This reflection from Rabbi Eliav was also shared in eJewishPhilanthropy.

With a call going out on our emergency walkie-talkie channel, in early morning hours of August 7, 2017, I awoke to the horrifying news that our main lodge was on fire, billowing flames that could easily start a massive forest fire! With flames shooting three stories high, and heat that could be felt from hundreds of feet away, we faced what I thought was going to be the biggest leadership challenge of my career as a camp director of Ramah in the Rockies.

As a community, we had trained for this moment when we had held fire drills every other week. Much went according to plan including, summoning the fire and sheriff’s department, who arrived within an hour to save the surrounding trees and to shepherd us all to safety.

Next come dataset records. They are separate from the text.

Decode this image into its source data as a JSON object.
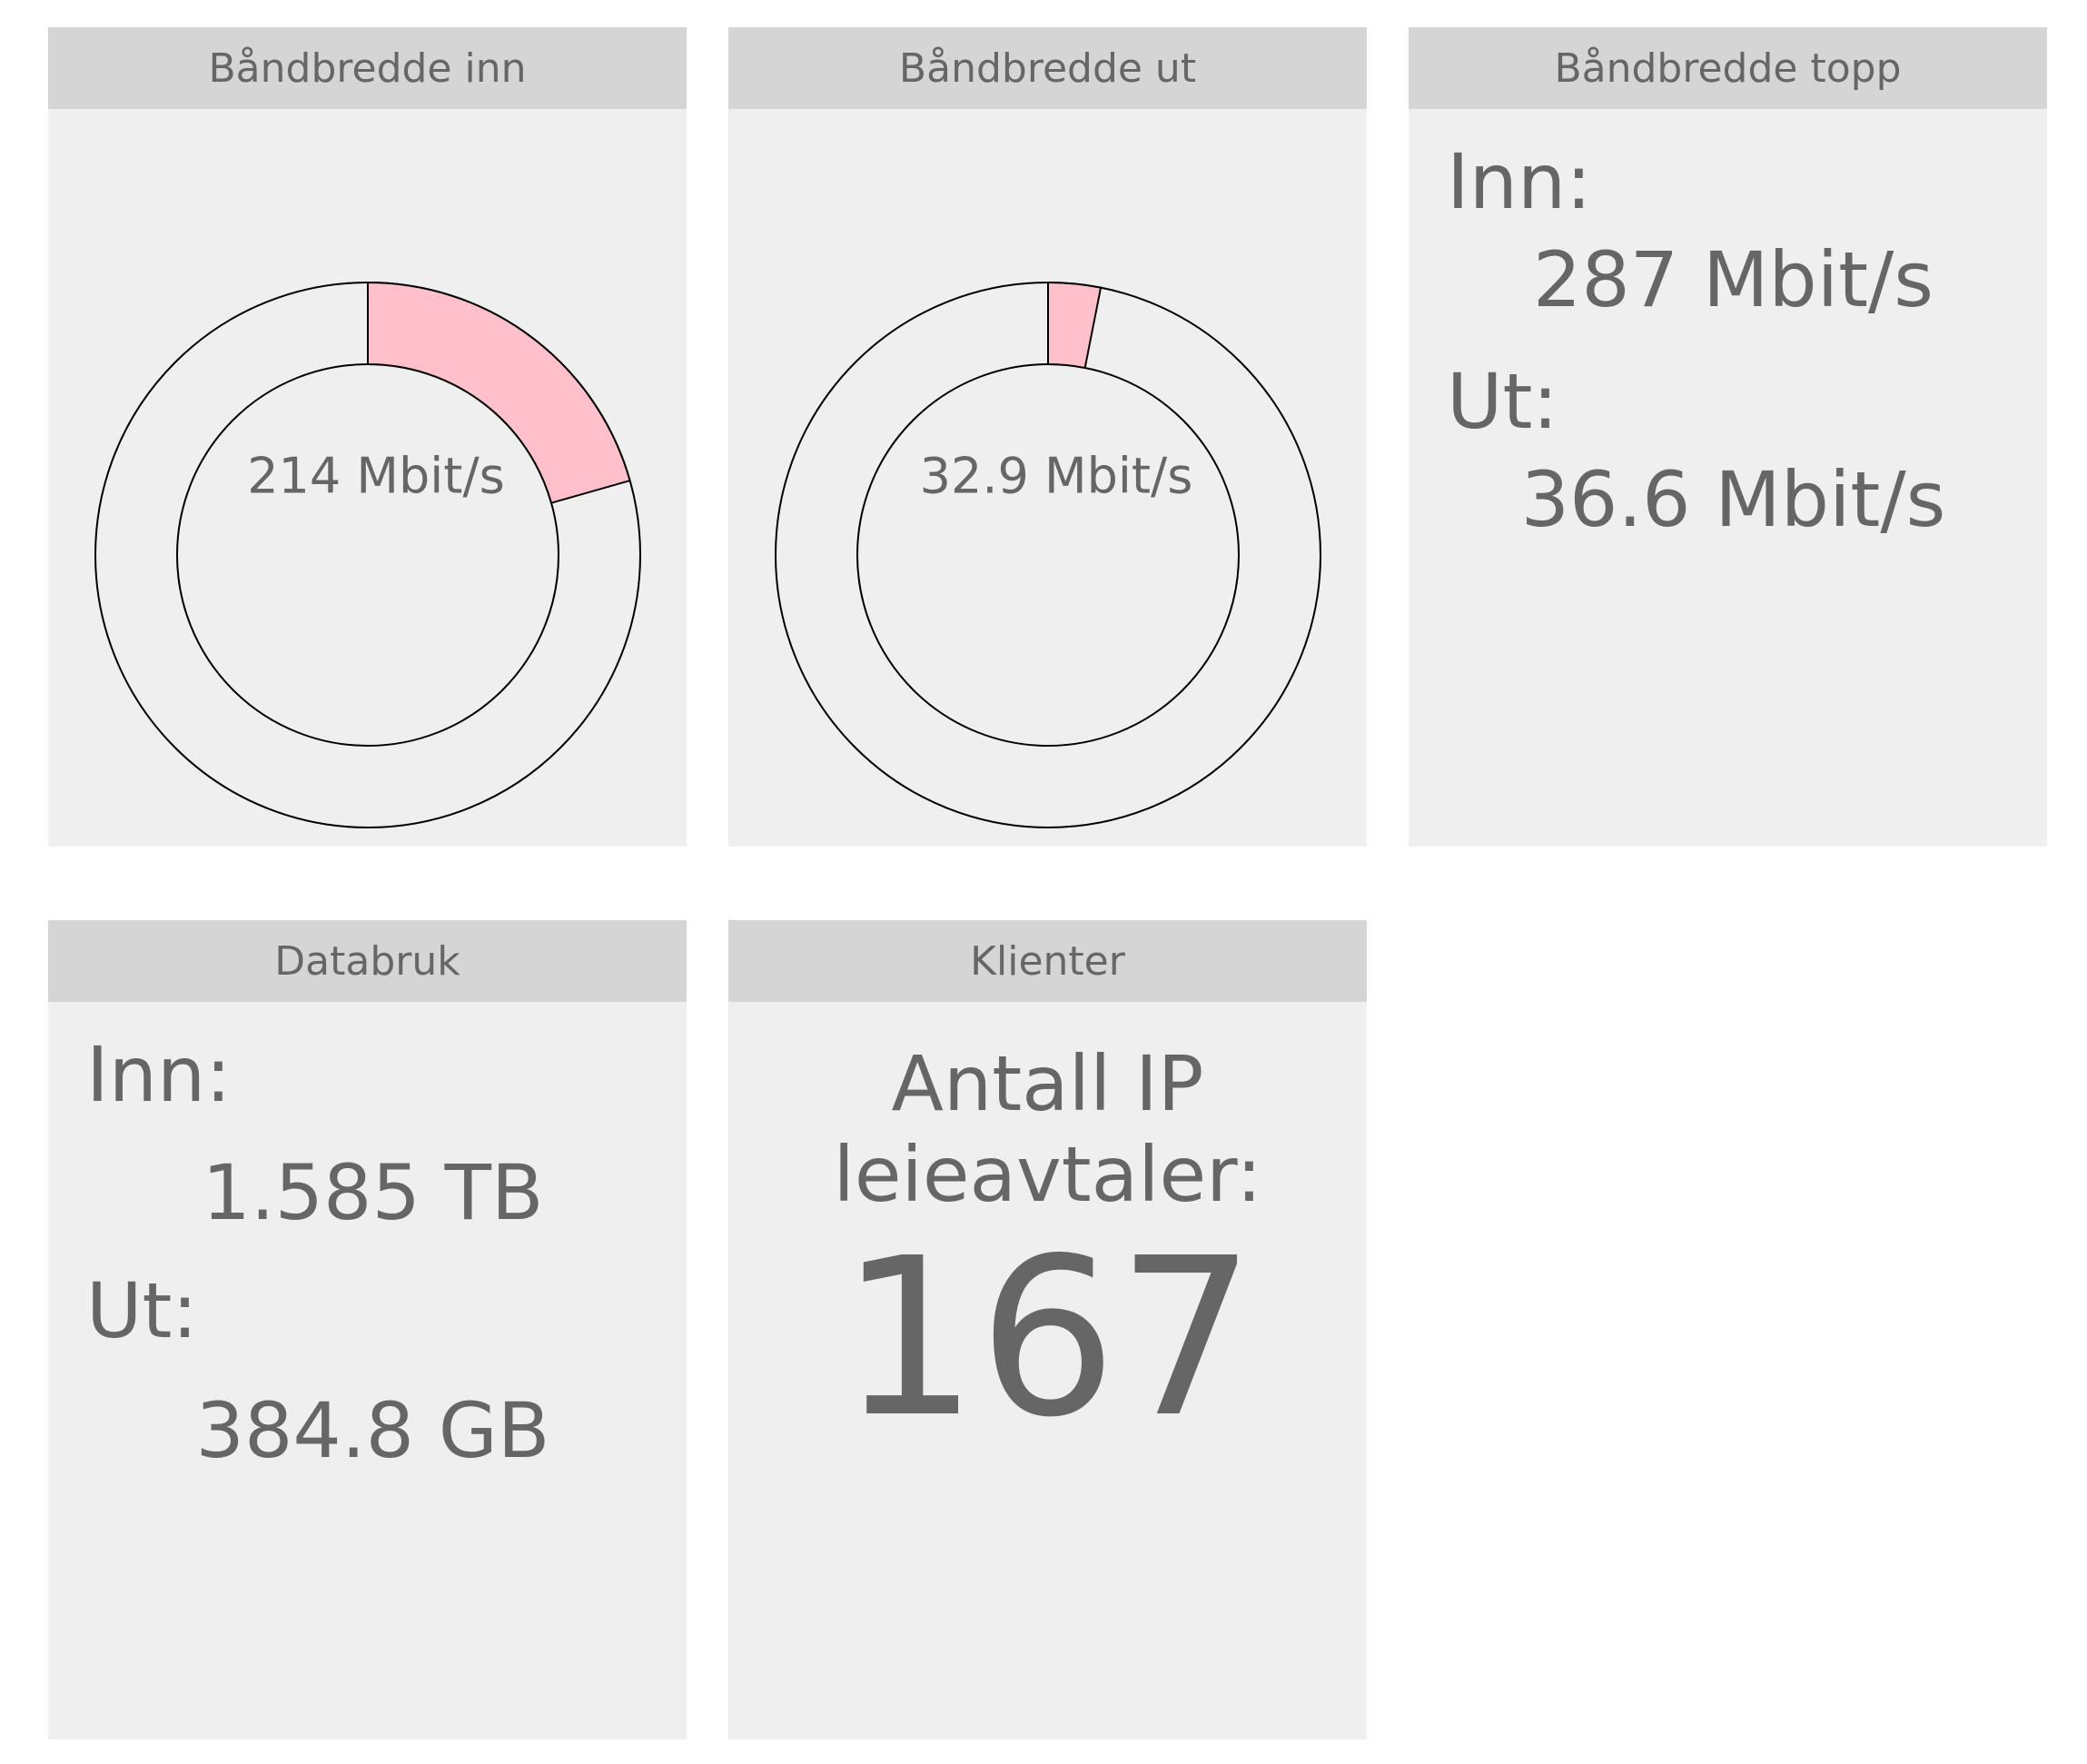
{
  "panels": {
    "bandwidth_in": {
      "title": "Båndbredde inn",
      "value_label": "214 Mbit/s",
      "fraction": 0.206
    },
    "bandwidth_out": {
      "title": "Båndbredde ut",
      "value_label": "32.9 Mbit/s",
      "fraction": 0.031
    },
    "bandwidth_peak": {
      "title": "Båndbredde topp",
      "in_label": "Inn:",
      "in_value": "287 Mbit/s",
      "out_label": "Ut:",
      "out_value": "36.6 Mbit/s"
    },
    "data_usage": {
      "title": "Databruk",
      "in_label": "Inn:",
      "in_value": "1.585 TB",
      "out_label": "Ut:",
      "out_value": "384.8 GB"
    },
    "clients": {
      "title": "Klienter",
      "label": "Antall IP leieavtaler:",
      "count": "167"
    }
  },
  "colors": {
    "gauge_fill": "#ffc0cb",
    "gauge_track": "#efefef",
    "gauge_stroke": "#000000",
    "header_bg": "#d5d5d5",
    "panel_bg": "#efefef",
    "text": "#666666"
  }
}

What we had not planned for, however, was the following hours, days and weeks when we needed to keep our community together and informed about how we would continue camp at an alternate site, cooperate with all investigations and eventually rebuild our ranch over the following years. The tone we set with our staff during our first 4:30am meeting, with the building still smoldering in the distance, was the same we followed throughout the evacuation, relocation and rebuilding process: be transparent with everyone regardless of where the facts lead, listen to peoples ideas and emphasize our collective responsibility in creating our destiny.

It is for this reason that two weeks ago we were one of the first Jewish Overnight camps to release the draft of our 2021 operations plan. No one knows where the pandemic will be in the late Spring when we usually open camp. No one knows what precautions we will be required to implement. Nor can we sit around and just hope for the best. Rather, we must begin to plan, knowing that by understanding scenarios we will be ready to adjust as facts become clear.

The COVID-19 crisis does not have the same level of urgency as a fire, but the lessons learned during that emergency have influenced how we have communicated throughout this pandemic. From our first communications in the Spring of 2020, which indicated the unlikelihood of us operating in the summer, to giving definitive dates for informing our community of our plans and defining the process by which we were making decisions, we were able to build further trust with our community.

For those of us running Jewish institutions it is imperative that we continue to be transparent with our community; we must continue to communicate what metrics we are following, to whom we are turning for advice and why we are deciding one thing and not the other. In a typical year, the early winter is the time of year that many families begin to think about camping plans for the next summer. Indeed, for overnight camps like Ramah in the Rockies, we usually end the year about 75% of our way towards our summer camper enrollment. We know that this winter will be different than most, and parents will be making decisions much later into the Spring. Our hope is that by being transparent and engaging with our families throughout, even more will entrust us with the awesome responsibility of accepting care of their children amidst an ongoing pandemic.

After each communication last spring, we held open town hall meetings, and received numerous emails and phone calls with questions and suggestions. When we did make the decision to close for the 2020 season, many families decided to donate part of their tuition to camp in large part because we had been forthcoming with our existential reality and how we hoped to find a path forward.

If there was an enduring lesson from that scary experience in 2017 it is that transparency keeps a community together in challenging times and builds trust between all parties who can work together to envision a better future. Now, with the COVID pandemic enveloping us into the 2021 camping season, we are moving forward with this same principle.

Along with releasing our draft plan, we included a form for our community to ask questions or to make comments/ suggestions. We held our first town hall meeting with parents, campers, staff and donors on November 30, 2020 and heard even more feedback. Over the coming weeks our year-round team and our COVID taskforce will review all comments and determine what needs to change in the plan. We intend to update the draft plan, monthly through the Spring based on changing data, scientific understanding and best practices.

As we set into the winter month, families are facing months of unknowns. Will their children stay in virtual school, or return to in person learning? When will they next see grandparents and cousins? What will the summer look like? No one has all the answers.

Stanford Economist, Paul Romer, stated in 2004, “a crisis is a terrible thing to waste.” None of us would ever wish upon ourselves a fire or a pandemic. When emergencies arise, however, it is an opportunity for us, as leaders, to not only get past the immediate crisis, but to build a community that is stronger, more transparent, and more cohesive than it was before the emergency arose.